Released: 2015, Moribund Records
Reviewer: Metal-Rules.com UK Team
Esoteric Horror Black Metal, anyone? As subgenres go, you can't get much more niche than ABHOR's self-styled brand of black metal, and from the evidence on display with their sixth album, “Rituale Stramonium”, you can see where they get it from. Mixing classic black metal riffs, blasts and vocals with a medieval-style organ and horror film samples; it is certainly a nightmarish listen.
Opening abruptly and with total abandon, “Between Flames & Moon” sets ABHOR's stall out early. No time wasted with wandering intros or anything; just straight into the bloody and occult-filled horror show. The most prominent element is that organ – it sits atop the mix of riffs and blasts delicately, closely following the progression and painting the picture of some form of black sermon. It both makes the album and provides a slight drawback, unfortunately.

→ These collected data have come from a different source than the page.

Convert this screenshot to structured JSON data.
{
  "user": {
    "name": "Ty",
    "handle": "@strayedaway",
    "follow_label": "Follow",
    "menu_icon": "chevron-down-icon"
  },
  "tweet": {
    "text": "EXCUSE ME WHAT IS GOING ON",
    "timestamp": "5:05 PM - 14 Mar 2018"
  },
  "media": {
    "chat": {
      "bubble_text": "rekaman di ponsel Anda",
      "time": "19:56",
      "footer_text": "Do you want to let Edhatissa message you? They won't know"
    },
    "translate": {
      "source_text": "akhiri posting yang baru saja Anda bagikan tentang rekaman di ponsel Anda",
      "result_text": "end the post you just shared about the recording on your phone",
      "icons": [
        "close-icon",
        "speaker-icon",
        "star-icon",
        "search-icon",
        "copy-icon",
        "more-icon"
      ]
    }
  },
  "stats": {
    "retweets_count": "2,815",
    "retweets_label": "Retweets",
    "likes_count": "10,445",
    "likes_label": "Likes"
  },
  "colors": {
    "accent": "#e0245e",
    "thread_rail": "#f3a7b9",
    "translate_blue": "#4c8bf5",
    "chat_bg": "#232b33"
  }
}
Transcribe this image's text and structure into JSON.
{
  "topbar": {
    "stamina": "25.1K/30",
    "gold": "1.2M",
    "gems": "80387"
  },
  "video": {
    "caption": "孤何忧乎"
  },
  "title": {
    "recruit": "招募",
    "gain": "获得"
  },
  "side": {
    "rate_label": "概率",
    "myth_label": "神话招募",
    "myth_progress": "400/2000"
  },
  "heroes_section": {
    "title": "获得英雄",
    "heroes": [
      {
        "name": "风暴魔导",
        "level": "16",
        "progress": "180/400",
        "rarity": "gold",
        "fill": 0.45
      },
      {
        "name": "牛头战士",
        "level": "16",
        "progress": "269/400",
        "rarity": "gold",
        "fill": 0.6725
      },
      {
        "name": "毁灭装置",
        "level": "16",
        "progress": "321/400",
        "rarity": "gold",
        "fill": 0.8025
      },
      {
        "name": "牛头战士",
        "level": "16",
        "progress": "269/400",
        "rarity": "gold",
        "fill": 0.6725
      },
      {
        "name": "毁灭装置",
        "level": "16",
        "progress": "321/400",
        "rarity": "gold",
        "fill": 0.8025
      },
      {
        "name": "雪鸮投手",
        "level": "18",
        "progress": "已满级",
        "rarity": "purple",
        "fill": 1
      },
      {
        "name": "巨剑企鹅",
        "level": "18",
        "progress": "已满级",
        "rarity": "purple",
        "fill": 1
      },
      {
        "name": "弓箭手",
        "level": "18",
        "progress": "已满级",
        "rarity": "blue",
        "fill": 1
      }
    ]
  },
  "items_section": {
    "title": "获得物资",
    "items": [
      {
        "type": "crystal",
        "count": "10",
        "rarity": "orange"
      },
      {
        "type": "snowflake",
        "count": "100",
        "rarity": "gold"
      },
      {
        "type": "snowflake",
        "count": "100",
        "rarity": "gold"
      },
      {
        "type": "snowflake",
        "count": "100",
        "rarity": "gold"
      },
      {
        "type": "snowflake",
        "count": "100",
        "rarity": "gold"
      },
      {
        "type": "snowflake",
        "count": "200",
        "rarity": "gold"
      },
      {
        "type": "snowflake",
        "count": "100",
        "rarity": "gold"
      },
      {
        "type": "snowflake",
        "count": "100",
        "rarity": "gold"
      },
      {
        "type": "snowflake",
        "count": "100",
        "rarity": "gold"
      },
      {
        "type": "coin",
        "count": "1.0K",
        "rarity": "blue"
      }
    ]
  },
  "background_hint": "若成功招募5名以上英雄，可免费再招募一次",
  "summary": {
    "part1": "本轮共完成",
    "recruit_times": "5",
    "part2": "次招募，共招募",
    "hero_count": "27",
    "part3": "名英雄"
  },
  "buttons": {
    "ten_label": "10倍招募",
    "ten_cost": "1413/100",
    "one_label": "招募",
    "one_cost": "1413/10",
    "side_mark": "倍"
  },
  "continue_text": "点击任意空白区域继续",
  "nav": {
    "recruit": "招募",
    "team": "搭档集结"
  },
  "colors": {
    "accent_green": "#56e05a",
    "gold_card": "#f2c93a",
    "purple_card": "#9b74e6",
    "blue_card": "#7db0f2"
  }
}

Where most black metal bands stick to the tried-and-trusted trio of instruments (occasionally making use of a keyboard for “symphonic” elements), ABHOR use this to add their horror-sheen to proceedings. It works for the most part, but there is a feeling that they didn't go far enough. With a subgenre like the above, you've almost free-reign to go for broke on whatever you want and if you've got that, then just go for it and I mean really go for it. Just following the chord progression, for sure, adds that horror feel to it, but there's a sense that ABHOR could have done more with it. Even outro “Requiem For Erranus Infernorum” feels contained within itself. It's an adequate addition, but something that really could have been blown up to create a truly horrifying sound.
Nevertheless, it doesn't make the album terrible by any stretch of the means – it's good entertainment. There's a slight feeling of a cult B-movie about this, and it would not be surprising in the least to find that this album would fit to any cult slasher. The horror film samples used certainly aid this, though they fortunately stand on their own: “De Exorcismis Et Supplicantionibu” is a fine example of a bloody progression with blood curdling screams, whilst the intro cackle in “The Chant Of The Owl” sets the track up for a real cinematic-feeling.
Whilst you can presume ABHOR didn't aim for it, “Rituale Stramonium” is quite a fun listen – horror samples peppered throughout with an organ whirling away atop a black metal din shouldn't be entertaining like a B-movie slasher, but it is. It may not have been the intention, but the key by-product of it is that it gives the album something that many others fail to achieve: character. It can stand up on its own amongst thousands of others. Horror films, whether A or B-movies are all written to do the same thing, but it's those with a certain distinction that stand out. Fans of these films will all know Hammer Horror for their films because they have a certain character about them, and the same goes for “Rituale Stramonium”.